Un nouveau décret intégré au Code de la route encadre désormais les engins de déplacement personnel (EPD), dont font partie les trottinettes électriques. Une partie du texte entrera en vigueur dès le samedi 26 octobre 2019.

Pendant longtemps, les trottinettes électriques ont représenté un véritable casse-tête pour les agglomérations. Jusque-là sans existence légale, ces deux-roues électrifiés manquaient de cadre législatif clair et précis. Un manque désormais comblé par le « décret n° 2019-1082 du 23 octobre 2019 relatif à la réglementation des engins de déplacement personnel (EDP) , récemment publié sur Legifrance.

Âge et vitesse : 12 ans et 25 km/h

Désormais intégrée au Code de la route, cette nouvelle réglementation, dont une partie entrera en vigueur dès le samedi 26 octobre 2019 — l’autre le 1er juillet 2020 — , s’adresse « aux usagers de la route, forces de l’ordre et collectivités territoriales », peut-on lire, et concerne aussi bien les trottinettes électrifiées que les gyropodes et autres hoverboards.

En premier lieu, l’âge minimum pour piloter l’un de ses engins a été fixé à douze ans. Ces modes de transport ne doivent également pas dépasser la vitesse maximale autorisée, à savoir 25 km/h. Leur utilisation sur les trottoirs est interdite, sauf exception : dans ce cas, l’allure du pas reste de mise, tout comme le bien-être des piétons qui ne doivent subir aucune gêne.

Les trottinettes doivent circuler sur pistes cyclables

En agglomération, les utilisateurs devront coûte que coûte privilégier les pistes cyclables.

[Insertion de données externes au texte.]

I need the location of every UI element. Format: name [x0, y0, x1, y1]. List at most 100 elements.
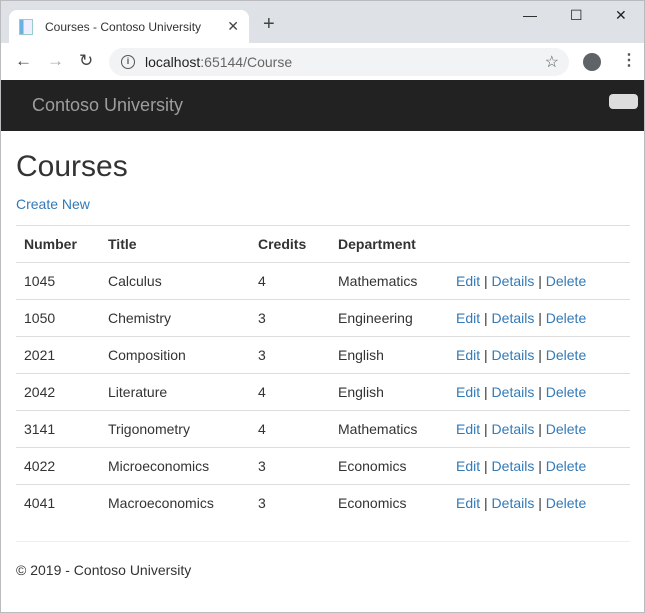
row-actions: Edit | Details | Delete — [448, 262, 630, 300]
details-link[interactable]: Details — [491, 273, 535, 289]
delete-link[interactable]: Delete — [545, 421, 587, 437]
reload-icon[interactable]: ↻ — [79, 51, 94, 70]
separator: | — [538, 384, 542, 400]
row-actions: Edit | Details | Delete — [448, 336, 630, 374]
brand-link[interactable]: Contoso University — [32, 95, 184, 115]
maximize-icon[interactable]: ☐ — [570, 7, 583, 23]
details-link[interactable]: Details — [491, 458, 535, 474]
delete-link[interactable]: Delete — [545, 347, 587, 363]
details-link[interactable]: Details — [491, 495, 535, 512]
row-actions: Edit | Details | Delete — [448, 485, 630, 522]
course-credits: 4 — [250, 373, 330, 411]
delete-link[interactable]: Delete — [545, 273, 587, 289]
course-title: Trigonometry — [100, 410, 250, 448]
address-bar[interactable]: i localhost:65144/Course ☆ — [109, 48, 569, 76]
course-department: Economics — [330, 447, 448, 485]
info-icon[interactable]: i — [121, 55, 135, 69]
table-row: 2021 Composition 3 English Edit | Details | … — [16, 336, 630, 374]
separator: | — [484, 347, 488, 363]
separator: | — [538, 273, 542, 289]
course-department: Mathematics — [330, 262, 448, 300]
close-window-icon[interactable]: ✕ — [615, 7, 627, 23]
separator: | — [538, 310, 542, 326]
delete-link[interactable]: Delete — [545, 495, 587, 512]
course-department: English — [330, 336, 448, 374]
delete-link[interactable]: Delete — [545, 384, 587, 400]
forward-icon[interactable]: → — [47, 51, 64, 70]
details-link[interactable]: Details — [491, 421, 535, 437]
course-credits: 3 — [250, 336, 330, 374]
course-number: 3141 — [16, 410, 100, 448]
bookmark-star-icon[interactable]: ☆ — [544, 54, 559, 71]
page-favicon-icon — [19, 18, 33, 35]
table-row: 3141 Trigonometry 4 Mathematics Edit | Detai… — [16, 410, 630, 448]
edit-link[interactable]: Edit — [456, 384, 481, 400]
row-actions: Edit | Details | Delete — [448, 447, 630, 485]
site-navbar: Contoso University — [1, 80, 644, 131]
courses-table: Number Title Credits Department 1045 Calc… — [16, 225, 630, 522]
tab-title: Courses - Contoso University — [45, 19, 202, 34]
course-title: Literature — [100, 373, 250, 411]
table-row: 1050 Chemistry 3 Engineering Edit | Details … — [16, 299, 630, 337]
header-credits: Credits — [250, 225, 330, 263]
course-department: Mathematics — [330, 410, 448, 448]
row-actions: Edit | Details | Delete — [448, 299, 630, 337]
course-department: Economics — [338, 495, 407, 512]
more-menu-icon[interactable]: ⋮ — [621, 52, 637, 69]
navbar-toggler-button[interactable] — [609, 94, 638, 109]
separator: | — [484, 458, 488, 474]
edit-link[interactable]: Edit — [456, 347, 481, 363]
separator: | — [538, 458, 542, 474]
delete-link[interactable]: Delete — [545, 458, 587, 474]
table-row: 4041 Macroeconomics 3 Economics Edit | Detai… — [16, 485, 630, 522]
close-tab-icon[interactable]: ✕ — [227, 18, 239, 34]
header-actions — [448, 225, 630, 263]
account-icon[interactable] — [583, 53, 601, 71]
course-number: 4041 — [24, 495, 56, 512]
url-path: :65144/Course — [200, 54, 293, 70]
course-title: Microeconomics — [100, 447, 250, 485]
header-title: Title — [100, 225, 250, 263]
row-actions: Edit | Details | Delete — [448, 373, 630, 411]
separator: | — [484, 384, 488, 400]
edit-link[interactable]: Edit — [456, 310, 481, 326]
course-number: 4022 — [16, 447, 100, 485]
course-number: 1050 — [16, 299, 100, 337]
create-new-link[interactable]: Create New — [16, 196, 90, 212]
edit-link[interactable]: Edit — [456, 273, 481, 289]
minimize-icon[interactable]: — — [523, 7, 537, 23]
row-actions: Edit | Details | Delete — [448, 410, 630, 448]
footer-divider — [16, 540, 630, 542]
course-title: Composition — [100, 336, 250, 374]
course-title: Macroeconomics — [108, 495, 214, 512]
course-department: Engineering — [330, 299, 448, 337]
browser-tab[interactable]: Courses - Contoso University ✕ — [9, 10, 249, 43]
table-row: 1045 Calculus 4 Mathematics Edit | Details |… — [16, 262, 630, 300]
course-title: Chemistry — [100, 299, 250, 337]
footer: © 2019 - Contoso University — [16, 561, 192, 578]
new-tab-icon[interactable]: + — [263, 13, 275, 35]
url-host: localhost — [145, 54, 201, 70]
separator: | — [484, 310, 488, 326]
separator: | — [538, 495, 542, 512]
delete-link[interactable]: Delete — [545, 310, 587, 326]
main-content: Courses Create New Number Title Credits … — [1, 150, 644, 578]
course-title: Calculus — [100, 262, 250, 300]
edit-link[interactable]: Edit — [456, 421, 481, 437]
tab-strip: Courses - Contoso University ✕ + — ☐ ✕ — [1, 1, 644, 43]
edit-link[interactable]: Edit — [456, 458, 481, 474]
header-number: Number — [16, 225, 100, 263]
course-credits: 4 — [250, 410, 330, 448]
page-title: Courses — [16, 150, 128, 183]
separator: | — [538, 421, 542, 437]
back-icon[interactable]: ← — [15, 51, 32, 70]
separator: | — [538, 347, 542, 363]
course-number: 1045 — [16, 262, 100, 300]
details-link[interactable]: Details — [491, 347, 535, 363]
table-row: 2042 Literature 4 English Edit | Details | D… — [16, 373, 630, 411]
course-number: 2042 — [16, 373, 100, 411]
table-row: 4022 Microeconomics 3 Economics Edit | Detai… — [16, 447, 630, 485]
details-link[interactable]: Details — [491, 384, 535, 400]
edit-link[interactable]: Edit — [456, 495, 481, 512]
details-link[interactable]: Details — [491, 310, 535, 326]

En l’absence de ces dernières, les usagers peuvent circuler « sur les routes dont la vitesse maximale autorisée est inférieure ou égale à 50 km/h ». À noter que les « conducteurs d’engins de déplacement personnel motorisés ne doivent jamais rouler de front sur la chaussée », indique le décret.

Leur stationnement sur les trottoirs a été autorisé, à condition là encore de ne pas gêner les piétons. « Hors agglomération, la circulation des engins de déplacement personnel motorisés est interdite, sauf sur les voies vertes et les pistes cyclables », poursuit le texte, qui s’attarde ensuite sur les divers équipements à porter obligatoirement de nuit, à l’image du gilet de haute visibilité ou d’un équipement rétro-réfléchissant.

Le texte indique aussi que la police pourra « autoriser la circulation des engins sur le trottoir, à condition qu’ils respectent l’allure du pas et n’occasionnent pas de gêne pour les piétons ». Autrement dit, vous pourrez utiliser le trottoir avec votre trottinette électrique uniquement dans des cas exceptionnels.

Le port du casque obligatoire… hors agglomération

Si le port du casque est logiquement recommandé, mais pas imposé en ville, c’est en revanche une tout autre histoire lorsque l’utilisateur est autorisé à rouler « sur les routes dont la vitesse maximale autorisée est inférieure ou égale à 80 km/h, sous réserve que l’état et le profil de la chaussée ainsi que les conditions de trafic le permettent ». Dans ce cas, un casque doit être vissé sur sa tête, tout comme les équipements susmentionnés.

De jour comme de nuit, la trottinette électrique doit quant à elle s’équiper de feux de position avant et arrière, mais aussi d’un dispositif de freinage et d’un avertisseur sonore.